Alta Floresta (MT), 20 de janeiro de 2018 - 00:40

Política

15/12/2017 13:11 Por Pollyana Araújo, G1 MT

Vereadores de Cuiabá aprovam 13º salário e RGA para si mesmos

Um projeto que prevê o pagamento de 13º salário aos vereadores de Cuiabá foi aprovado em regime de urgência, na sessão da Câmara Municipal de terça-feira (12). A mensagem, de autoria da Mesa Diretora, presidida por Justino Malheiros (PV), também garante aos parlamentares a concessão da Revisão Geral Anual (RGA).

Foram 16 votos favoráveis à aprovação, seis votos contrários e duas ausências. O salário atual do vereador de Cuiabá é de R$ 15.031. Além disso, cada parlamentar recebe verba indenizatória de R$ 9,1 mil, entre outros benefícios.
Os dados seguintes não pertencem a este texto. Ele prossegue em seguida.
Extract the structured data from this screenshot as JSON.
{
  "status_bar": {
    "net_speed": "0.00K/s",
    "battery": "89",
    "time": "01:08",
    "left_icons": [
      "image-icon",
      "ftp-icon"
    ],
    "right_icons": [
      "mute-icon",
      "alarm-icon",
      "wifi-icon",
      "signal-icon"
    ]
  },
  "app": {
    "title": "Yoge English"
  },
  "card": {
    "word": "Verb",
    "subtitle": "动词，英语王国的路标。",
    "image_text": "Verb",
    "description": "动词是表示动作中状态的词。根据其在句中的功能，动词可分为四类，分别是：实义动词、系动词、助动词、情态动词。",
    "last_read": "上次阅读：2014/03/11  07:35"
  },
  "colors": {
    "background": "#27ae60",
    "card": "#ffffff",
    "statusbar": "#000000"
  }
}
O impacto do 13º salário dos vereadores no orçamento em 2018 deve ser de R$ 390,8 mil e, em 2019, de R$ 406,4 mil, e, em 2020, último ano da atual gestão, é de R$ 422,6 mil. Já a RGA deve aumentar em R$ 180,3 mil o orçamento do ano que vem.

No projeto, os vereadores argumentam que todos os trabalhadores têm direito ao décimo terceiro salário e que essa garantia não pode ser retirada dos agentes políticos e que o próprio Tribunal de Contas de Mato Grosso já havia se posicionado a respeito, desde que o pagamento fosse instituído e regulado por meio de ato legislativo. 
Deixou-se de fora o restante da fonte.